There is literally NO substitute for either call or apply as they are low-level JS primitives. Arrow functions can go a long way toward handling .bind() scenarios, but I believe there are situations where you must still use .bind() to prevent constantly creating new functions (and the related garbage).
.bind() does create a new function, though it has far less “slots” than a regular one. It doesn’t modify the original function. The spec doesn’t specify anything beyond that, afair, and if binds aren’t cached in some way (easy to check with === or roll up your own cachedBind()), GC barely can make any benefit out of collecting slightly smaller objects (but the interpreted part of a runtime may still process bound functions a little faster than closures doing the same thing).

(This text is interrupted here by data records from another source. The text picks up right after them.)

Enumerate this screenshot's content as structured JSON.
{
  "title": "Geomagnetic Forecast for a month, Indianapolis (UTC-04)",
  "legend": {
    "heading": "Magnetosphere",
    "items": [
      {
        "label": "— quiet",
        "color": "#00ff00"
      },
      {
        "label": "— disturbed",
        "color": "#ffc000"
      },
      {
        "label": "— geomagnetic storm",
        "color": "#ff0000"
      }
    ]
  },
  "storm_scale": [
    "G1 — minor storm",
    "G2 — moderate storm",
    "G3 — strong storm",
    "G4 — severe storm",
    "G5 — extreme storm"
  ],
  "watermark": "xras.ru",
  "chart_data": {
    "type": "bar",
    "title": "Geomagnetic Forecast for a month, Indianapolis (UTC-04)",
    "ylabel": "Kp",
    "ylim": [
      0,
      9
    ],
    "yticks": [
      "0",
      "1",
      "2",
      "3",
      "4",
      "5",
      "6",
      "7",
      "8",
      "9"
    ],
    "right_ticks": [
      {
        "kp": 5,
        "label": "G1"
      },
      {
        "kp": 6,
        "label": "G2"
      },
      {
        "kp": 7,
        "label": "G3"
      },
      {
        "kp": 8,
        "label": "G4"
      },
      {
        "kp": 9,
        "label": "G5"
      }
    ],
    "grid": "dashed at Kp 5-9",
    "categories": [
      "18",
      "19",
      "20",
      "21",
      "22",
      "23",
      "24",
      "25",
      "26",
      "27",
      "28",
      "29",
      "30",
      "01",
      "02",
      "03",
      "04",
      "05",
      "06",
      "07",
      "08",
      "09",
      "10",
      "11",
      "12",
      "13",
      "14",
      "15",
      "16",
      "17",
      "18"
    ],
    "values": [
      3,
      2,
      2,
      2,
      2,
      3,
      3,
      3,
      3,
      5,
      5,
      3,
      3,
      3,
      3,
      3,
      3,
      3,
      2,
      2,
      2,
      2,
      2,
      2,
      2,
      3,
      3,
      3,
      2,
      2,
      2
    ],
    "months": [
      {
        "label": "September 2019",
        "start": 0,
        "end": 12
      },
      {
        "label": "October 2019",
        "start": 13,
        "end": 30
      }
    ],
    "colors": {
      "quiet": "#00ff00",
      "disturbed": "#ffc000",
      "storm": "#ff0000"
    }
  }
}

As of source code or p-code or by whatever structure {<code>} body is represented inside, it is always* static for all closures, so there is no overhead apart from a closure itself between:
function foo() {<code>} // func
for (;;) foo()
and
let i = 0
for (;;) {
let j = 0
function foo() {i++; j++; <code>} // closure
foo()
}
Because {…<code>} is a singleton in both snippets.
* of course jit may blur this distinction a lot, but that’s unrelated
There is no way to closure it somehow without (temporarily) modifying an instance of Foo. (The next obvious question is “why” and the answer is “metaprogramming”.)